Perhaps #Unfit’s most touching moment is provided by one of Trump’s most biting, incisive critics, attorney George Conway, whose wife Kellyanne Conway serves as counselor to the President, whom George derides as “demented.” The Lincoln Project co-founder breaks down as he recounts long ago racist taunts he witnessed against his Filipina mother, which later convinced George that his wife’s boss was indeed a bigot.
What’s missing in #Unfit is a class analysis explaining that this heir of ill-gotten gains is the exemplar of the amoral capitalist sensibility of “me first.” Trump embodies all of the worst vices of late stage capitalism in our era of flagrant economic inequality—the greed, selfishness, vulgarity, and arrogance of members of his class.
Kristol warns that relegating Trump to idiocy and buffoonery “diminishes some of the real dangers he poses.” While “Don the Con” may be an egomaniacal sociopath and malignant narcissist, there is a method to his madness, and detractors shouldn’t underestimate Trump’s shrewd logic in pursuing his narrow self-interest.
Tampering with letter carriers may suggest Trump is going postal, but as with so much of his mania, there is cunning afoot to steal an election by suppressing mail-in voting, and thereby remain in the White House—and thus, he thinks, avoid prosecution for some of his countless crimes. As the old saying goes, Trump may be insane—but he’s crazy like a fox.

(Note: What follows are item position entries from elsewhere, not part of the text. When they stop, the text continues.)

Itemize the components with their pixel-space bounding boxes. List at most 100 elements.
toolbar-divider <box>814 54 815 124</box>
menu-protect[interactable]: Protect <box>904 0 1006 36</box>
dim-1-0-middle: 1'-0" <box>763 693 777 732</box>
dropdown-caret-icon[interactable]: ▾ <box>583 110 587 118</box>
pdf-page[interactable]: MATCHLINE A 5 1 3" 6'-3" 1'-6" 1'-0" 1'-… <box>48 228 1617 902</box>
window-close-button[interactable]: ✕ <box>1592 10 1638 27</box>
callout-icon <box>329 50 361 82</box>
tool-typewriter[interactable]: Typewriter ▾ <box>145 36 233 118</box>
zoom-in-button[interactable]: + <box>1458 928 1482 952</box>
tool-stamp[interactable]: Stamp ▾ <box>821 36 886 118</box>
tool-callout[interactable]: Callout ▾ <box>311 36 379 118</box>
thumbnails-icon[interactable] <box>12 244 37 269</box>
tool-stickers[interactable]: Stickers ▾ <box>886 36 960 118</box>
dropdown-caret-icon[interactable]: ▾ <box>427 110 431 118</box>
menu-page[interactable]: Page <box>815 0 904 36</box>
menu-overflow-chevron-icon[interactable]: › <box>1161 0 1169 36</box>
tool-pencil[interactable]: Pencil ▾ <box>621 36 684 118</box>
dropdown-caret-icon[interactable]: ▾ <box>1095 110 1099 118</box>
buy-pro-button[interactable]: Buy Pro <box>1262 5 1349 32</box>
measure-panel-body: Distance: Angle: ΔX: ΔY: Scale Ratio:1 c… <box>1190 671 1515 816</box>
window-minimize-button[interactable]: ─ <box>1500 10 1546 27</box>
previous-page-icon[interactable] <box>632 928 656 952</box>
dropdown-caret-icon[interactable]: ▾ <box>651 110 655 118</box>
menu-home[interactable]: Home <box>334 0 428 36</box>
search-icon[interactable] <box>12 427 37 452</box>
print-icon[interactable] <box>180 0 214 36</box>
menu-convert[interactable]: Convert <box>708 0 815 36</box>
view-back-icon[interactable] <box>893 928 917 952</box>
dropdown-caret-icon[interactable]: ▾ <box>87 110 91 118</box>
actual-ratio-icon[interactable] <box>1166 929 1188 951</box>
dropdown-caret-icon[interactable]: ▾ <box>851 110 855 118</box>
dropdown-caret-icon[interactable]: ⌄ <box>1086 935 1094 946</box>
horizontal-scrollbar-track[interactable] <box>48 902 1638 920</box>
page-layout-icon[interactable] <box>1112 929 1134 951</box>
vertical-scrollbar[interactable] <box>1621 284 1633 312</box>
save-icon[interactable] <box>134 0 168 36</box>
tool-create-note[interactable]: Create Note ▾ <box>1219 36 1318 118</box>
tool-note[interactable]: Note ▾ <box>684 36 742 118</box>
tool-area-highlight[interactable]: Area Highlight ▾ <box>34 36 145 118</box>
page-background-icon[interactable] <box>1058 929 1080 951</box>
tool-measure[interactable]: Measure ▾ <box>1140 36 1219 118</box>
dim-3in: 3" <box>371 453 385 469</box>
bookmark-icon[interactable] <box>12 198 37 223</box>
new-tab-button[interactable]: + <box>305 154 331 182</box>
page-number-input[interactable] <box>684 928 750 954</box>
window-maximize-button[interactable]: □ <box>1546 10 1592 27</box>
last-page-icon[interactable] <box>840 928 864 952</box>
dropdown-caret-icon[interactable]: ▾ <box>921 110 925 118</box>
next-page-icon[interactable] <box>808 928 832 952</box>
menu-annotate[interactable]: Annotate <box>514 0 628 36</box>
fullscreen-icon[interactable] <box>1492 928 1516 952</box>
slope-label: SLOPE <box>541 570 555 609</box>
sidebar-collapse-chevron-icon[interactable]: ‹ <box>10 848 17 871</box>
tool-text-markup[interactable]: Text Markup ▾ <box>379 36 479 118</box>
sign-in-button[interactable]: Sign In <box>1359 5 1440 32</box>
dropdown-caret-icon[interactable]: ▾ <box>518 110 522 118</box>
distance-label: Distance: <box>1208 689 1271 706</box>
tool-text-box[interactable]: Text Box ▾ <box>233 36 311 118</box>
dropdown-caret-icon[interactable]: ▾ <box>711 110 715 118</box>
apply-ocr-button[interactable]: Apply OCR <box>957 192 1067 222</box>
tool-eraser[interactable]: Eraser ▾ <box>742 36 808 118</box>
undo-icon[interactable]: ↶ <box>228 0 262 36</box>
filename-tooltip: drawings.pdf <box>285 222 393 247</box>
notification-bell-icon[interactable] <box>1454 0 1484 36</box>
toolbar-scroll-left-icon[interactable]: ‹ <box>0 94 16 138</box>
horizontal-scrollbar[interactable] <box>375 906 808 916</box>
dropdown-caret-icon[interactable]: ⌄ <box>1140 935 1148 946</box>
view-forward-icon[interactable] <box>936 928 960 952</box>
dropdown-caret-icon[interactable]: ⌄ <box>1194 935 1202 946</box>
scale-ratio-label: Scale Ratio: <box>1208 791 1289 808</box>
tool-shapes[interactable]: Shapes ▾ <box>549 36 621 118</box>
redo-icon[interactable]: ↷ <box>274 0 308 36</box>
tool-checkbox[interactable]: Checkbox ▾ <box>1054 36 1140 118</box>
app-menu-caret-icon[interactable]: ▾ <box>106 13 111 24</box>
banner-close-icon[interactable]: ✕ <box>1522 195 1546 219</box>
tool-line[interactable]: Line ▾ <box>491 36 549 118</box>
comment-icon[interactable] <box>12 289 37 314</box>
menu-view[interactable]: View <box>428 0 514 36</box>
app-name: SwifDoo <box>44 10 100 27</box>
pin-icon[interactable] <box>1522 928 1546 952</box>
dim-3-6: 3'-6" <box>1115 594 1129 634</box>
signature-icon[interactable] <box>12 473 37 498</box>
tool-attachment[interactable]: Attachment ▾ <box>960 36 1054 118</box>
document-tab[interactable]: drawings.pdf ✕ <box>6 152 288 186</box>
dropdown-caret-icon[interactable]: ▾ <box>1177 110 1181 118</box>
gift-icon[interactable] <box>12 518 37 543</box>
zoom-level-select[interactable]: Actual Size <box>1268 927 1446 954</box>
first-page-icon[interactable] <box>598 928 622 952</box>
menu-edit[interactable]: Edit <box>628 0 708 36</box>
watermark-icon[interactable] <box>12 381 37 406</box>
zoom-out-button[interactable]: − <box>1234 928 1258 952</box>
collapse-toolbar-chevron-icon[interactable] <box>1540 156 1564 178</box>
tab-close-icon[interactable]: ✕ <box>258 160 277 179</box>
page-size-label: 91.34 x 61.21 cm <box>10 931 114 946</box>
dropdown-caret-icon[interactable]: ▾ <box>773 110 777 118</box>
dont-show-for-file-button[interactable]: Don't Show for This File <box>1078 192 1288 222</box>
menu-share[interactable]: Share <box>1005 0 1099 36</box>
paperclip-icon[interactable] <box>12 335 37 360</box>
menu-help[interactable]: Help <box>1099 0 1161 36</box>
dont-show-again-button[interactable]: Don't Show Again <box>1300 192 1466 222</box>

Whether Trump is playing with a full deck or just jokers, as Malcolm Nance puts it in the compelling #Unfit, this is “a dangerous time in the world”—as “the world’s most dangerous man” has the nuclear codes. It remains to be seen who will triumph in the Darwinian (and perhaps Freudian?) struggle for “the survival of the fittest.”
The virtual cinema release of the must-see #Unfit: The Psychology of Donald Trump starts August 28 and is available September 1 on all digital/streaming and cable TVOD platforms.